House Appropriations Committee Chairman David Obey (D., Wis.) said the CBO, in its report, "conveniently focused on the areas of the bill that are traditionally the slowest spending," rather than tax cuts or spending on health benefits, which put money in people's pockets right away.

Democrats are seeking to change some parts of the bill in response to the CBO report. The bill initially gave states 90 days to spend money on infrastructure projects or risk losing the funds, but the CBO concluded that states couldn't move that fast. Democrats have replaced that provision with a new one that would give states a bonus if they spend the money within 120 days.

"I happen to think CBO's estimate is off-the-wall, but we're trying to respond to it nonetheless," Mr. Obey said.

mike volpe said...

I don't remember linking to a WSJ article in the first place. That the Democrats dispute the CBO findings is not surpising. The CBO is, however, non partisan whereas Dems are partisan.

Tony said...

I doubt Obama's stimulus bill will be passed as is - Congress is still debating over it.

However, something has to be done quickly because time isn't on our side.

It's unfortunate that the stimulus bill requires massive planning. But given the situation, that massive planning has to be rushed.

Greg Alterton said...

"House Appropriations Committee Chairman David Obey (D., Wis.) said the CBO, in its report, "conveniently focused on the areas of the bill that are traditionally the slowest spending," rather than tax cuts or spending on health benefits, which put money in people's pockets right away."

David Obey also said yesterday when the House passed the "stimulus" bill, "Another week that we delay is another 100,000 or more people unemployed. I don't think we want that on our consciences," said Rep. David Obey, D-Wis

He must really think we're stupid to believe that this "stimulus" package can turn the economy around in one week. Or maybe HE'S that stupid.

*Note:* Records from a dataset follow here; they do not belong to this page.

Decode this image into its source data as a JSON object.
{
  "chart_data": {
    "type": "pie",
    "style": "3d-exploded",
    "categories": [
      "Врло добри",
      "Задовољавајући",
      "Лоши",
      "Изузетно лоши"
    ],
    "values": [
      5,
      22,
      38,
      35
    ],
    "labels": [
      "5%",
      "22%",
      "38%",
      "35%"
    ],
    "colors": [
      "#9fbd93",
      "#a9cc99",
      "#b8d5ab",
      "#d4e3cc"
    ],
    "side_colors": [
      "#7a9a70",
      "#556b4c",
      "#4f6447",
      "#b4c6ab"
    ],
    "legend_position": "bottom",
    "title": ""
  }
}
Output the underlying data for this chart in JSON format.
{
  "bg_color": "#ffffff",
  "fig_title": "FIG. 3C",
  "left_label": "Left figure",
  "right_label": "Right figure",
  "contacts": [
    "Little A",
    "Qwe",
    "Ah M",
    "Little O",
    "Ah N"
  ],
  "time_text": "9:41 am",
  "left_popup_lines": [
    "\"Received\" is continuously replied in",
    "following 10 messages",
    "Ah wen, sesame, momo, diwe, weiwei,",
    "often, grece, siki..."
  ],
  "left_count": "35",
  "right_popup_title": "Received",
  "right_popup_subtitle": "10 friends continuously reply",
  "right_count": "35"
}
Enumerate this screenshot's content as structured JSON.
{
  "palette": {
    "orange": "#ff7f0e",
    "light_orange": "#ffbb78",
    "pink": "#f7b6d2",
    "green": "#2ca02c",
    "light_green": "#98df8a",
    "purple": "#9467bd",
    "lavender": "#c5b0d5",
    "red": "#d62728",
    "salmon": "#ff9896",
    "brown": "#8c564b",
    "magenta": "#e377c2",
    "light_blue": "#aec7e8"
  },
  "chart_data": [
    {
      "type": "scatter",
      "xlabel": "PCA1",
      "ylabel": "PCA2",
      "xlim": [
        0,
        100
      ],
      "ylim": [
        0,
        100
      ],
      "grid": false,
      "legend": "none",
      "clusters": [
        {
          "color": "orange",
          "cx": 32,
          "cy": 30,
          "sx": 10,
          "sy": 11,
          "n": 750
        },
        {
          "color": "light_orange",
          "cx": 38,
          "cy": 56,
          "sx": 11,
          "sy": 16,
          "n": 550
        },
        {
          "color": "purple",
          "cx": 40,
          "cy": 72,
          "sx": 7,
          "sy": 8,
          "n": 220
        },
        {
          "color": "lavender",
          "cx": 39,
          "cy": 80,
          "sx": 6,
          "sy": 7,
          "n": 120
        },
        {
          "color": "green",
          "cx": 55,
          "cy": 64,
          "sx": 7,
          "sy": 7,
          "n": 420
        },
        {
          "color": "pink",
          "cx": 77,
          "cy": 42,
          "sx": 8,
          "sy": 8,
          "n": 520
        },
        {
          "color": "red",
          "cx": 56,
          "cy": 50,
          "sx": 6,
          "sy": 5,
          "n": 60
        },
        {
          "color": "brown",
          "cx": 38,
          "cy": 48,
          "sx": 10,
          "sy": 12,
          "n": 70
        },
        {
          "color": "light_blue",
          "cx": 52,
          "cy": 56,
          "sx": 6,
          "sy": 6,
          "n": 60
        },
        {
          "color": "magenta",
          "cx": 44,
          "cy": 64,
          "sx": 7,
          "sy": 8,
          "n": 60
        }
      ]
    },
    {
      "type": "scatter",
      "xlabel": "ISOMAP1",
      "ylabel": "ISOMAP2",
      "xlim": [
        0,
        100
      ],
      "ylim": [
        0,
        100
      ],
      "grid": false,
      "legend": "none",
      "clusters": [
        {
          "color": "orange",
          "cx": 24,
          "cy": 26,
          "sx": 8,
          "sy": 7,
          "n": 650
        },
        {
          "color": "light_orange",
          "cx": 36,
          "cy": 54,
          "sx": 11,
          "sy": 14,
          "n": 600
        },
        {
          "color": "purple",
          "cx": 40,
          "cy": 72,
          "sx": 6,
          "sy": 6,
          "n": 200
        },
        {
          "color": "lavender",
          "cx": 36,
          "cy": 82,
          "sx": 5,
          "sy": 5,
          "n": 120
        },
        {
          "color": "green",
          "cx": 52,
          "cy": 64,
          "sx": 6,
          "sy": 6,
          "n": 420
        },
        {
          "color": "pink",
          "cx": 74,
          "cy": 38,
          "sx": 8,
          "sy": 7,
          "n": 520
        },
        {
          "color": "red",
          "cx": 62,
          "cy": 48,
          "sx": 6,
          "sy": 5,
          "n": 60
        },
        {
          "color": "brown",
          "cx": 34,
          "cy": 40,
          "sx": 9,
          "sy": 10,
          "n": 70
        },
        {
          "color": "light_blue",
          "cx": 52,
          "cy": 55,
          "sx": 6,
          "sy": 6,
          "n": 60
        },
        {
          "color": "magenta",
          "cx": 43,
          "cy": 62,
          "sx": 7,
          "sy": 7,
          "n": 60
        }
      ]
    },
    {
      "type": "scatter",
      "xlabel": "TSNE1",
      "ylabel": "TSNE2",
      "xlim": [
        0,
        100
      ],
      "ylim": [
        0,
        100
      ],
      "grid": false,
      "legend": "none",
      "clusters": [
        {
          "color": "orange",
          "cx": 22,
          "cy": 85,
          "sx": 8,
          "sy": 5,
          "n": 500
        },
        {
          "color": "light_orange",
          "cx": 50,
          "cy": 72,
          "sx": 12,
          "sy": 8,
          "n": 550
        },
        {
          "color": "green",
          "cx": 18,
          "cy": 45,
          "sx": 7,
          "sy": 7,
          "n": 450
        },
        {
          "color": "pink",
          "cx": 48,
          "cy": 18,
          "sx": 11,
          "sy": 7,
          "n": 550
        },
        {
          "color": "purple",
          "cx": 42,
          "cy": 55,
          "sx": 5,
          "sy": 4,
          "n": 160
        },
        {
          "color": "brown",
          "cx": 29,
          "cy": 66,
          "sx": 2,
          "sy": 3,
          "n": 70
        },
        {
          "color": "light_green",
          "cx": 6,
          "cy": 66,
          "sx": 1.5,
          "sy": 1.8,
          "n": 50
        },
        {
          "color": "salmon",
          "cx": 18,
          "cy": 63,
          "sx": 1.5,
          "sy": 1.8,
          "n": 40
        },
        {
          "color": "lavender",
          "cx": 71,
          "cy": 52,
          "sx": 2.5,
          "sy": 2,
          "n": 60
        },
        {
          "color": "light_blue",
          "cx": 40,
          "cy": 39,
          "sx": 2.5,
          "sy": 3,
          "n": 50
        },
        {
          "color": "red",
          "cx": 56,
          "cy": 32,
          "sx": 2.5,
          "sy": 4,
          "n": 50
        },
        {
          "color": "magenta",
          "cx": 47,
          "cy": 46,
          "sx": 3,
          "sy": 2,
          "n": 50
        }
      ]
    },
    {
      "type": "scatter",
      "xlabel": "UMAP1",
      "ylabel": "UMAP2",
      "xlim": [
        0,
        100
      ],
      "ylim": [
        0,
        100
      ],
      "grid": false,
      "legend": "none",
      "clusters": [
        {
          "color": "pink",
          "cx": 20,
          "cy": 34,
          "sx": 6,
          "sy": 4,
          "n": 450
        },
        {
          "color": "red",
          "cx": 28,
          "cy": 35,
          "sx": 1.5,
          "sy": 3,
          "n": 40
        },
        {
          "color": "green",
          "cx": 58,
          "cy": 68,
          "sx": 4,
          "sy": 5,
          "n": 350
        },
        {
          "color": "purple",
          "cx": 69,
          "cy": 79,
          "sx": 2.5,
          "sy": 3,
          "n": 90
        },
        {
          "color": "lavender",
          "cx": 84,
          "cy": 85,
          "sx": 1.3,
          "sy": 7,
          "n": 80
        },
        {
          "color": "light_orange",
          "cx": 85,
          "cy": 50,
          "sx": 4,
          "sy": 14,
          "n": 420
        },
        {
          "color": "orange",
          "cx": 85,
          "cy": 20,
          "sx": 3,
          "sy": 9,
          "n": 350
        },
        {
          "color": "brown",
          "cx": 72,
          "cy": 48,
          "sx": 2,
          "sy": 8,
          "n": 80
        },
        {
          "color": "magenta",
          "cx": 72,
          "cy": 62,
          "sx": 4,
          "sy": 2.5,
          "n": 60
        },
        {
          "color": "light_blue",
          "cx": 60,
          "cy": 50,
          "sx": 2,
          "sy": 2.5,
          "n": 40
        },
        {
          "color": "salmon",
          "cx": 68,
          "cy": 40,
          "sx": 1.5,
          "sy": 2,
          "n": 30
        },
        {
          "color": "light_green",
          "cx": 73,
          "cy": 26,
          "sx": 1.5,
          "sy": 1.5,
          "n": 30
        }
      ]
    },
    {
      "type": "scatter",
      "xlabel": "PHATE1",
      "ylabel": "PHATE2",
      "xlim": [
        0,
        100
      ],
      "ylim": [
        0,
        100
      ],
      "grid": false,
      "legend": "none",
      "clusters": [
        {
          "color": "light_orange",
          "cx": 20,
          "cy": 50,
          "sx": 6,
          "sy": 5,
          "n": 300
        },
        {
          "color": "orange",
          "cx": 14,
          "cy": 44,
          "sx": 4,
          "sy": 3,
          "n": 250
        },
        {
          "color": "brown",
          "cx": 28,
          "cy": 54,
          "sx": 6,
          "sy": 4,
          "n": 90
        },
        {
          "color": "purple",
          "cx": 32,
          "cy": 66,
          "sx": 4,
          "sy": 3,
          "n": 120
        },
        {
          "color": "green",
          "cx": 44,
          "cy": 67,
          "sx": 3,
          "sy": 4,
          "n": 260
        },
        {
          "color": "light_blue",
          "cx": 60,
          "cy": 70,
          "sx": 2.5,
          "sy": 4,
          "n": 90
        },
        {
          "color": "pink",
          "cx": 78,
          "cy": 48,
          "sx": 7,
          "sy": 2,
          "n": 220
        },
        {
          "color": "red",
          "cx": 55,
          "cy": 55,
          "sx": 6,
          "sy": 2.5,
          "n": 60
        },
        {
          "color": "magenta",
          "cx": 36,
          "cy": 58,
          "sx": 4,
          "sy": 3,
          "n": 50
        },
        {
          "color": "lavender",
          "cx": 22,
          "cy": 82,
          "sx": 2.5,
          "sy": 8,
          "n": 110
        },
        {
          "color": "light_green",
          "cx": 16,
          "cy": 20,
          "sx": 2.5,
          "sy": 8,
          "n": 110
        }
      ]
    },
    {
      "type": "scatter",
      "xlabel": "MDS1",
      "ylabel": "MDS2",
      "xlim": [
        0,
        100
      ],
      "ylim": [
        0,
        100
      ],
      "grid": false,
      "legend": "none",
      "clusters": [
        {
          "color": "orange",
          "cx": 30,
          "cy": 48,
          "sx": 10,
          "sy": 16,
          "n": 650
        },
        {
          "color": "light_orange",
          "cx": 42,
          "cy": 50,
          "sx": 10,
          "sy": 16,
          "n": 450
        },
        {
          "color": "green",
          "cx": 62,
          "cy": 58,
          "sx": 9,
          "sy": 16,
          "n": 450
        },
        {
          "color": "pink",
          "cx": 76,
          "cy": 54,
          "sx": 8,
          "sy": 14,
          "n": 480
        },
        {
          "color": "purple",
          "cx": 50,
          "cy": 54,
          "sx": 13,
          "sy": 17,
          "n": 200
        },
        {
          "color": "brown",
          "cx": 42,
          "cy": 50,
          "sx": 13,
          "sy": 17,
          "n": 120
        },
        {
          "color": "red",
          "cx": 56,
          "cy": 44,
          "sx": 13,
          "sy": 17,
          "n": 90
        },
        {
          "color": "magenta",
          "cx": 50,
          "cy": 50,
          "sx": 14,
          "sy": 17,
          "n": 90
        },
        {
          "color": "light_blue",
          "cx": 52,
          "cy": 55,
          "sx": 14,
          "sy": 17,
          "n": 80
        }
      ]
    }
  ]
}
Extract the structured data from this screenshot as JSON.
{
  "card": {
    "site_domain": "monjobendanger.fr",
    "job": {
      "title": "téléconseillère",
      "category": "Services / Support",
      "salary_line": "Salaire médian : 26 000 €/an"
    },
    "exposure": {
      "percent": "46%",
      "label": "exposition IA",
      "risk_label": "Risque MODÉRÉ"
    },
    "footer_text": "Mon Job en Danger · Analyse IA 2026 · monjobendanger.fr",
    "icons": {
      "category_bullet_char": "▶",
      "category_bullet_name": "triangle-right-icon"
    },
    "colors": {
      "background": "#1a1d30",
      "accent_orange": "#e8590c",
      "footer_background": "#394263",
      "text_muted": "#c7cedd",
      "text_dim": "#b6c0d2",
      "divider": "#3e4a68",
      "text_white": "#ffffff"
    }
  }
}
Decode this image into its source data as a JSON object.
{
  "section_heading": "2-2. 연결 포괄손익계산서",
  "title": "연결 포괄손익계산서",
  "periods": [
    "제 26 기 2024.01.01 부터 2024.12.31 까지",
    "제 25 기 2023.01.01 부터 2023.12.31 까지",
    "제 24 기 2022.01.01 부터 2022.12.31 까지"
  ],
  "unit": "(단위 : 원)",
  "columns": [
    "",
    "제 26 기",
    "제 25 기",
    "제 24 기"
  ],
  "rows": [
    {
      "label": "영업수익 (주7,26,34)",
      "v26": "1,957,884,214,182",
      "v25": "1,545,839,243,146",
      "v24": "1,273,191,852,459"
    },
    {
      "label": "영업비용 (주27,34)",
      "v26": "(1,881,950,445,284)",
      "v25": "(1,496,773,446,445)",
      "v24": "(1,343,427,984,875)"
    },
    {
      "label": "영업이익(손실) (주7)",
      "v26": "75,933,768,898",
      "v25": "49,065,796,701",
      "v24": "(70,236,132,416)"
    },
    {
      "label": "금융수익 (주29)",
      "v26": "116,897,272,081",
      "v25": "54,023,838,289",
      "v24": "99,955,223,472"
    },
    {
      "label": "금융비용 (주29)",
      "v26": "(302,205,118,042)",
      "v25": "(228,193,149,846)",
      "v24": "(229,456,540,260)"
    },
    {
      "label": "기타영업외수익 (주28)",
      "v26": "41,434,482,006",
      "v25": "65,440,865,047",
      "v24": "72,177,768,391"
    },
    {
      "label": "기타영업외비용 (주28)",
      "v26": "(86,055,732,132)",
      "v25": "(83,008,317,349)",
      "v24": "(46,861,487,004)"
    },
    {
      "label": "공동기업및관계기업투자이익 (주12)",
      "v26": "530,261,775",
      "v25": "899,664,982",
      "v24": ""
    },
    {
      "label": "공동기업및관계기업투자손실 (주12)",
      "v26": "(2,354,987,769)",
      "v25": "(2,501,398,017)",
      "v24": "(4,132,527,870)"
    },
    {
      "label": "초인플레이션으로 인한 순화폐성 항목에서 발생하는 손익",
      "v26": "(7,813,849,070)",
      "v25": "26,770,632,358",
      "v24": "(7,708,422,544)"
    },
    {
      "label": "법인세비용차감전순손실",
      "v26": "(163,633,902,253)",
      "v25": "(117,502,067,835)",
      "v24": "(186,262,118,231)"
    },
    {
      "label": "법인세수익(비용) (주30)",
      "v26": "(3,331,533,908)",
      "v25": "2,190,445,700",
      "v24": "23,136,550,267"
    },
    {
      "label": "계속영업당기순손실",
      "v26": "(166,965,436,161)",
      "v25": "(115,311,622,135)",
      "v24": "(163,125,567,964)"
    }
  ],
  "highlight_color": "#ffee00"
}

There are some aspects of the "stimulus" bill that appear sound: increases in unemployment benefits, increases in transfer to states, tax cuts for some Americans. But that doesn't hide the fact that the House bill is also loaded with pork, none of which has a direct relationship to stimulating the economy or creating jobs. This is why describing this package as a "stimulus" bill is at best a misnomer, at worse a clever piece of propaganda.